Classical Album of the Week
The music of Frédéric Chopin has been recorded hundreds of times before — but never like this.
Award-winning Icelandic classical and pop musician Ólafur Arnalds (celebrated recently for composing the score for TV series Broadchurch) has always loved the piano music of Frédéric Chopin, but he’d grown weary of the uniform and standardized ‘perfection’ of most Chopin recordings.
“There has been no re-invention of the way Chopin’s music has been presented since recording began, and I was longing for someone to come along and try something different,” says Arnalds. “And one day, on a long flight to London, I thought: why don’t I do it myself?”

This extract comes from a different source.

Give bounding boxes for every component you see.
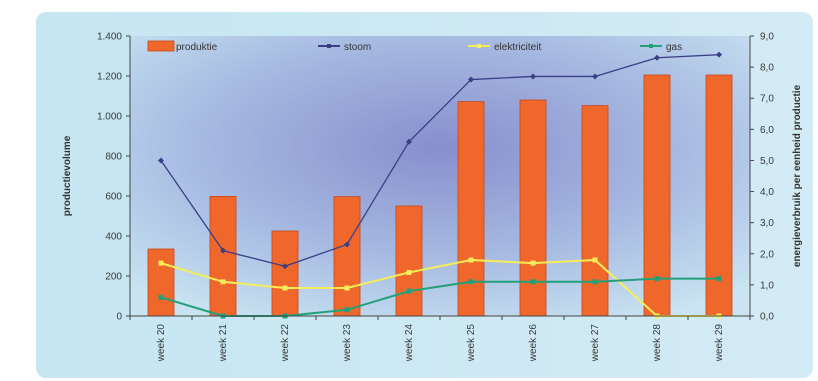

And thus, in partnership with the acclaimed German-Japanese pianist Alice Sara Ott, The Chopin Project was born.
The usual model of recording Chopin’s music usually involves a top-of-the-range piano, but Arnalds imagined it differently.
“Why not use the technology we have not only as a tool, but as part of the actual interpretation?,” he says. “Why can’t the microphones, the room – the sound – also be the performer?”
In order to achieve his aim, Arnalds developed an intimate, fragile and often charmingly imperfect sound using old, unusual, altered pianos captured on vintage recording equipment. He also employed various mixing techniques to reenforce feelings of solitude or loneliness, and to create dreamlike ambient soundscapes.
Add all of this to the exquisite piano-playing of Alice Sara Ott and you have perhaps the most fascinating and original interpretation of Chopin’s music since the composer himself wrote it.
Surrounded by synthesizers and strings, enjoy the work of Chopin as interpreted by two of the world’s most exciting and dynamic classical superstars.